Michael C. Blumm and Jane G. Steadman
Indian law, environmental law, Indian treaties, Indian fishing, land use, salmon, habitat protection
In the mid-nineteenth century, as the pace of American westward expansion accelerated and tension between white settlers and indigenous tribes mounted, the federal government convinced many Pacific Northwest tribes to enter into treaties that would facilitate white settlement. In exchange for cession of millions of acres of their homeland, the tribes retained the right of taking fish at all usual and accustomed places in common with white settlers. In the 1905 case United States v. Winans, the United States Supreme Court explained that the treaty fishing right constitutes a “servitude upon every piece of land.” We have described this servitude as a “piscary profit,” a familiar property right at common law that must be exercised free from unreasonable interference.

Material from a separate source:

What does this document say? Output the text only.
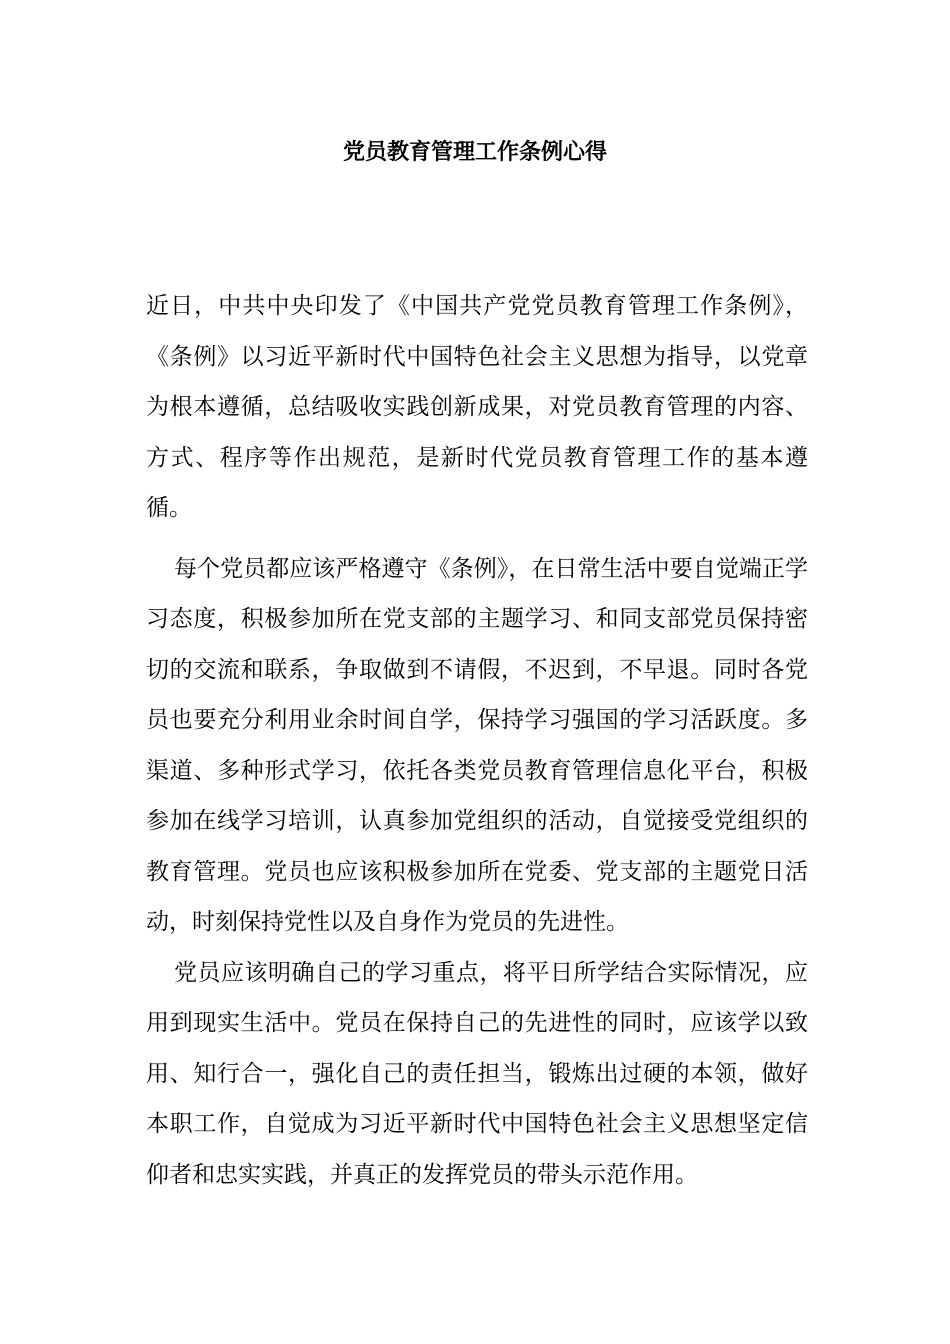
党员教育管理工作条例心得

近日，中共中央印发了《中国共产党党员教育管理工作条例》，《条例》以习近平新时代中国特色社会主义思想为指导，以党章为根本遵循，总结吸收实践创新成果，对党员教育管理的内容、方式、程序等作出规范，是新时代党员教育管理工作的基本遵循。

每个党员都应该严格遵守《条例》，在日常生活中要自觉端正学习态度，积极参加所在党支部的主题学习、和同支部党员保持密切的交流和联系，争取做到不请假，不迟到，不早退。同时各党员也要充分利用业余时间自学，保持学习强国的学习活跃度。多渠道、多种形式学习，依托各类党员教育管理信息化平台，积极参加在线学习培训，认真参加党组织的活动，自觉接受党组织的教育管理。党员也应该积极参加所在党委、党支部的主题党日活动，时刻保持党性以及自身作为党员的先进性。

党员应该明确自己的学习重点，将平日所学结合实际情况，应用到现实生活中。党员在保持自己的先进性的同时，应该学以致用、知行合一，强化自己的责任担当，锻炼出过硬的本领，做好本职工作，自觉成为习近平新时代中国特色社会主义思想坚定信仰者和忠实实践，并真正的发挥党员的带头示范作用。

While the universally shared assumption at the time the treaties were signed was that the salmon resource was inexhaustible, in fact the salmon have been in precipitous decline since the late-1800s. This scarcity bred conflicts, which have forced the tribes to enforce their treaty fishing right in the courts for over a century.
This article explores the history and contours of the treaty fishing right from 1905 to present, tracing the evolution of the federal courts’ understanding that implied within the fishing right is a right of access, a right to a fair share of the salmon harvest, and a right of habitat protection. In particular, the article examines the 2007 Culverts Case, in which Judge Ricardo S. Martinez resoundingly affirmed that the treaty fishing right prohibits habitat-damaging activities that preclude tribes from earning a moderate living through fishing-in this case, the state of Washington’s construction and maintenance of fish passage-blocking culverts. The article concludes that not only is Judge Martinez’s decision the logical progeny of over a century’s worth of precedent, the result is consistent with common law principles of profits. In the end, the Martinez Decision represents the most important treaty fishing rights decision in decades, with the potential to rectify a fundamental unfairness in treaty fishing rights law, which previously provided access to fisheries, allocated harvest shares, and yet allowed destruction of the salmon resource, the central consideration of one of the largest real estate transactions in history.